Según la monitorización de 1M AI News, Meta ha lanzado un nuevo plan de incentivos con opciones sobre acciones, que solo podrán ser ejercidas en su totalidad si la valoración de la empresa supera los 9 billones de dólares antes de 2031, lo que requiere un crecimiento del 500% respecto a los aproximadamente 1.5 billones de dólares actuales. Este es el primer otorgamiento de opciones sobre acciones a altos ejecutivos desde la salida a bolsa en 2012.
El plan cubre a seis altos ejecutivos clave: CTO Andrew Bosworth, director de productos Chris Cox, COO Javier Olivan, CFO Susan Li, director legal C.J. Mahoney y vicepresidenta Dina Powell McCormick. El CEO Mark Zuckerberg no está incluido. Las opciones tienen diferentes niveles de ejercicio, con el nivel más bajo requiriendo que el precio de la acción alcance los 1116.08 dólares (un aumento del 88% respecto al actual, correspondiente a una valoración de aproximadamente 2.82 billones de dólares), y el nivel más alto 3727.12 dólares (superior a los 9 billones de dólares en valoración). Meta también ha aumentado la concesión de RSU a algunos ejecutivos.
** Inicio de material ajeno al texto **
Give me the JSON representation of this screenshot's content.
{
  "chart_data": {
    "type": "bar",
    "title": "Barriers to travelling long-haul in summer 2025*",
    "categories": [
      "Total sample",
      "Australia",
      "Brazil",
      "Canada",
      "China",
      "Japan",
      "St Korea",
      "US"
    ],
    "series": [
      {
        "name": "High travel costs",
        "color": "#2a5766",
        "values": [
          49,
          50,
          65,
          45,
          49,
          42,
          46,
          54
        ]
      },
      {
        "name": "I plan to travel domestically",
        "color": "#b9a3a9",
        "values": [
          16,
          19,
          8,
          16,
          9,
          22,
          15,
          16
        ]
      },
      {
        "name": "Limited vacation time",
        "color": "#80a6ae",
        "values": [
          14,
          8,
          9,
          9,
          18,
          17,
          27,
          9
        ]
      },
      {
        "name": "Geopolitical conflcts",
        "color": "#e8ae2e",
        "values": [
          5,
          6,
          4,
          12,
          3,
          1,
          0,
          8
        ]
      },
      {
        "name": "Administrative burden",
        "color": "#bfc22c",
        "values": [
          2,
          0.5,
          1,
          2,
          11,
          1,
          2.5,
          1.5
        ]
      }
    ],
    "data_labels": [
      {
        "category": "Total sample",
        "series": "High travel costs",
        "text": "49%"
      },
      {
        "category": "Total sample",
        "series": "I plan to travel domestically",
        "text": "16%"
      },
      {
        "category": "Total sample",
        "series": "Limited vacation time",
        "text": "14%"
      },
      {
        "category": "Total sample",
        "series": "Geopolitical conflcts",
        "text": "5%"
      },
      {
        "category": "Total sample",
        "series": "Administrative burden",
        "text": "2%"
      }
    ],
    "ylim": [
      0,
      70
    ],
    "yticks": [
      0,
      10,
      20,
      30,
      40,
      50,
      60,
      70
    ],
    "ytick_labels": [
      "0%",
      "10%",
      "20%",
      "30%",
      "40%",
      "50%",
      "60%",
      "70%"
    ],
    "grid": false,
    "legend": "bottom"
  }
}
Un portavoz de Meta afirmó que esto es una “gran apuesta”, y que “solo cuando Meta logre un éxito enorme y todos los accionistas se beneficien, estos incentivos se harán efectivos”.
En comparación, el plan de compensación de Elon Musk aprobado por Tesla el otoño pasado tiene un valor máximo de 1 billón de dólares, y requiere aumentar la valoración de la empresa de 1.2 billones a 8.5 billones en 10 años. El plan de Meta exige un aumento casi equivalente, pero en la mitad del tiempo. La competencia por talento en IA está elevando los costos de compensación en acciones de Meta: en 2025, los gastos en efectivo relacionados con las recompensas en acciones para empleados representaron el 96% del flujo de caja libre de la compañía, alcanzando los 42 mil millones de dólares; de las 40 millones de acciones recompradas en todo el año, el 90% fue para compensar la dilución causada por las recompensas en acciones a empleados.